Structural and Functional Characterization of the Proteasomal Deubiquitinase Rpn11
The 26S proteasome is responsible for selective protein degradation in eukaryotic cells. Polyubiquitin chains mark proteins for degradation by the proteasome, but before degradation can occur, ubiquitin chains must be removed by the intrinsic proteasomal deubiquitinase Rpn11. My graduate work primarily focused on understanding how Rpn11 is regulated so it only removes ubiquitin chains from substrates that have been committed to degradation. To answer this question, I developed an Rpn11 purification strategy and solved the crystal structure of Rpn11 alone and in complex with ubiquitin. These structures revealed several features that control the activity of Rpn11 toward ubiquitin substrates. I showed that Rpn11 is promiscuous in its activity toward different ubiquitin substrates, which explained how the enzyme is able to remove ubiquitin molecules from the wide range of proteasome substrate proteins. Comparison of our ubiquitin-bound and ubiquitin-free structures revealed that a critical loop changes conformation when ubiquitin binds to Rpn11 to form a catalytically active state and that substrate translocation may accelerate this transition, thereby activating the enzyme.
Rpn11 is part of a proteasome sub-complex called the lid.
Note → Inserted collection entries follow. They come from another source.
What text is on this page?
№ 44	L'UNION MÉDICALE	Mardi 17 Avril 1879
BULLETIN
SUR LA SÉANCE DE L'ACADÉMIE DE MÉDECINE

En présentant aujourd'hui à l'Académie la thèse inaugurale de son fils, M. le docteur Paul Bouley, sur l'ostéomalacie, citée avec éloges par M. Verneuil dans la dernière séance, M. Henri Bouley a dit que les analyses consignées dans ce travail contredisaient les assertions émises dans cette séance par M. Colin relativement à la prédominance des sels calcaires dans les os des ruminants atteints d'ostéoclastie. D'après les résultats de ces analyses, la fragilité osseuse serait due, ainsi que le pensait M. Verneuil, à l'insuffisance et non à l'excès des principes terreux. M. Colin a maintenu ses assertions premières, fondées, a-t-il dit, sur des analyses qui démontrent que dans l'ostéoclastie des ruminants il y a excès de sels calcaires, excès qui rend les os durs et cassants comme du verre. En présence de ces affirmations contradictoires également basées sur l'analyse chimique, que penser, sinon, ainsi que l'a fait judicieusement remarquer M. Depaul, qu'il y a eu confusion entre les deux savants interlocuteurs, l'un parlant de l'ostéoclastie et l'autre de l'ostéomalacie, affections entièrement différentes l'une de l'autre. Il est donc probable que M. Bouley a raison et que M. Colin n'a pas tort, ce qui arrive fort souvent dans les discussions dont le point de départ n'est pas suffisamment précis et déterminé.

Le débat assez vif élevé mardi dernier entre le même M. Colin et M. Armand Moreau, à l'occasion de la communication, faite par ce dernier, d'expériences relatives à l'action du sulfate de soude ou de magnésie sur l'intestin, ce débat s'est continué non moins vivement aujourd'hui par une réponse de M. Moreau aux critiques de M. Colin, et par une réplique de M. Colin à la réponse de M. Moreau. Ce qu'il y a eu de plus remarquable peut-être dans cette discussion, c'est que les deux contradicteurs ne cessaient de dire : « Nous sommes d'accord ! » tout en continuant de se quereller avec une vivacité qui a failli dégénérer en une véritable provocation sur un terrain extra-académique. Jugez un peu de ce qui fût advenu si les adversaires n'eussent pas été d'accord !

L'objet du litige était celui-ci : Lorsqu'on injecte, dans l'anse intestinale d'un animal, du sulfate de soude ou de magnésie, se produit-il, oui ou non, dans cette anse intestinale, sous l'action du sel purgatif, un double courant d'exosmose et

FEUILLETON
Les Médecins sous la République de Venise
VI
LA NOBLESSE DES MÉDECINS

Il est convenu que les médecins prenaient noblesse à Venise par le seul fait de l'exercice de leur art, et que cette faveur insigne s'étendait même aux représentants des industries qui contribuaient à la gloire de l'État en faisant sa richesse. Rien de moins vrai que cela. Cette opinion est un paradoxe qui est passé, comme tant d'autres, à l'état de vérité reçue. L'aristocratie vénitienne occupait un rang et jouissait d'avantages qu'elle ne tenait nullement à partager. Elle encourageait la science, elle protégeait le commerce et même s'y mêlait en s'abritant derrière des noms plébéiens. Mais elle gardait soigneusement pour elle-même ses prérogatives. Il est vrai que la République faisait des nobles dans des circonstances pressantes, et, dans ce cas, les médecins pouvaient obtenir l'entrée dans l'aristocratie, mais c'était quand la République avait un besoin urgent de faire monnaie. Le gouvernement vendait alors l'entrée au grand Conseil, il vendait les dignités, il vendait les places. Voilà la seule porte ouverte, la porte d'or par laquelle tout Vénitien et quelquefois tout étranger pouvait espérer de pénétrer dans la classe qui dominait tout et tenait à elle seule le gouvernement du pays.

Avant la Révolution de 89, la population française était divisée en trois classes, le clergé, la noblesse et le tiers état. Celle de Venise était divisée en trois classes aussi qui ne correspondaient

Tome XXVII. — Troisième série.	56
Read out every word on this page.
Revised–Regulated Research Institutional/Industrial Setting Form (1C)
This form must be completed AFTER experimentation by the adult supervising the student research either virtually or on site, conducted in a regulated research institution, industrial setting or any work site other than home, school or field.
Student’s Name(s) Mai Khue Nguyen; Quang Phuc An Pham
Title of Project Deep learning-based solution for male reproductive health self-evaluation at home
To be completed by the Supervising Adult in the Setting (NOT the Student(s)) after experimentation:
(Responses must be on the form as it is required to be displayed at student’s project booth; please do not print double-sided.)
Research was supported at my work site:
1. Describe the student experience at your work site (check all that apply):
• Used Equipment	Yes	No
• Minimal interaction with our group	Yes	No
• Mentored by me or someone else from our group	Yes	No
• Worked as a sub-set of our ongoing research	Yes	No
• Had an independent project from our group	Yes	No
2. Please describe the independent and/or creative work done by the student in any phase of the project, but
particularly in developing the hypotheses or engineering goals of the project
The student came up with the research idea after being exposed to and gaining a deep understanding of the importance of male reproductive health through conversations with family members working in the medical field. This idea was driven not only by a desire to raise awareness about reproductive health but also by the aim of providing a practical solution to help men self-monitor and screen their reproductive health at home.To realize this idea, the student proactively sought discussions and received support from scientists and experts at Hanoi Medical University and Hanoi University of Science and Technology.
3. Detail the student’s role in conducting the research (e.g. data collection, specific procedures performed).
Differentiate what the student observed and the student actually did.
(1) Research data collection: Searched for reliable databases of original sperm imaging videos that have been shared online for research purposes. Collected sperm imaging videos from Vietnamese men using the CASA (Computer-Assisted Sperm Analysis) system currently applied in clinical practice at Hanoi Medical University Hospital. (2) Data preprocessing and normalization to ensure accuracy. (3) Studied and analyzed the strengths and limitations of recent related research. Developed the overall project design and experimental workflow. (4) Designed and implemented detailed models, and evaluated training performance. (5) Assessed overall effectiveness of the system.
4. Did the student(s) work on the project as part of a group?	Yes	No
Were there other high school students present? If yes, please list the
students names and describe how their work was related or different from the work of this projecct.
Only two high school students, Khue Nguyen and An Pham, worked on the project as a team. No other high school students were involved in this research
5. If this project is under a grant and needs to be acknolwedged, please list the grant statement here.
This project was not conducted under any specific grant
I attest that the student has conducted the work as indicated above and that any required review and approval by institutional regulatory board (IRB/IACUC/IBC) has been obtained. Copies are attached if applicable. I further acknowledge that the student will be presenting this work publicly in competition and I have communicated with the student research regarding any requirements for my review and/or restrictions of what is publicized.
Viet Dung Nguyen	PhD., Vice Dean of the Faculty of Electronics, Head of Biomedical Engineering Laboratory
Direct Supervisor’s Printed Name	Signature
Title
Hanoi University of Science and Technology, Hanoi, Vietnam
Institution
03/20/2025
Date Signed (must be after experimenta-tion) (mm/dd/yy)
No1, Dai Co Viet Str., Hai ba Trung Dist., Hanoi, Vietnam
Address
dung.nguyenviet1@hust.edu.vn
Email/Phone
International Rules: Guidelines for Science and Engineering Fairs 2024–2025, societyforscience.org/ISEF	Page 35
In the isolated lid Rpn11 is inhibited to reduce off pathway deubiquitination prior to proteasome assembly, but the mechanism of Rpn11 inhibition in the lid was not understood. We used cryo-EM to determine the atomic structure of the isolated lid which explained how Rpn11 is inhibited and how it becomes activated when incorporated into the proteasome. Our structure revealed that Rpn11 is held in a conformation that fully occludes its active site and prevents the enzyme from accessing ubiquitin substrates. Mutagenesis of inhibitory residues in the lid release Rpn11 from its inhibited state and activate the enzyme. Similarly, when the lid incorporates into the proteasome, Rpn11 is released from its inhibited state and adopts a fully extended, open conformation seen in the 26S proteasome.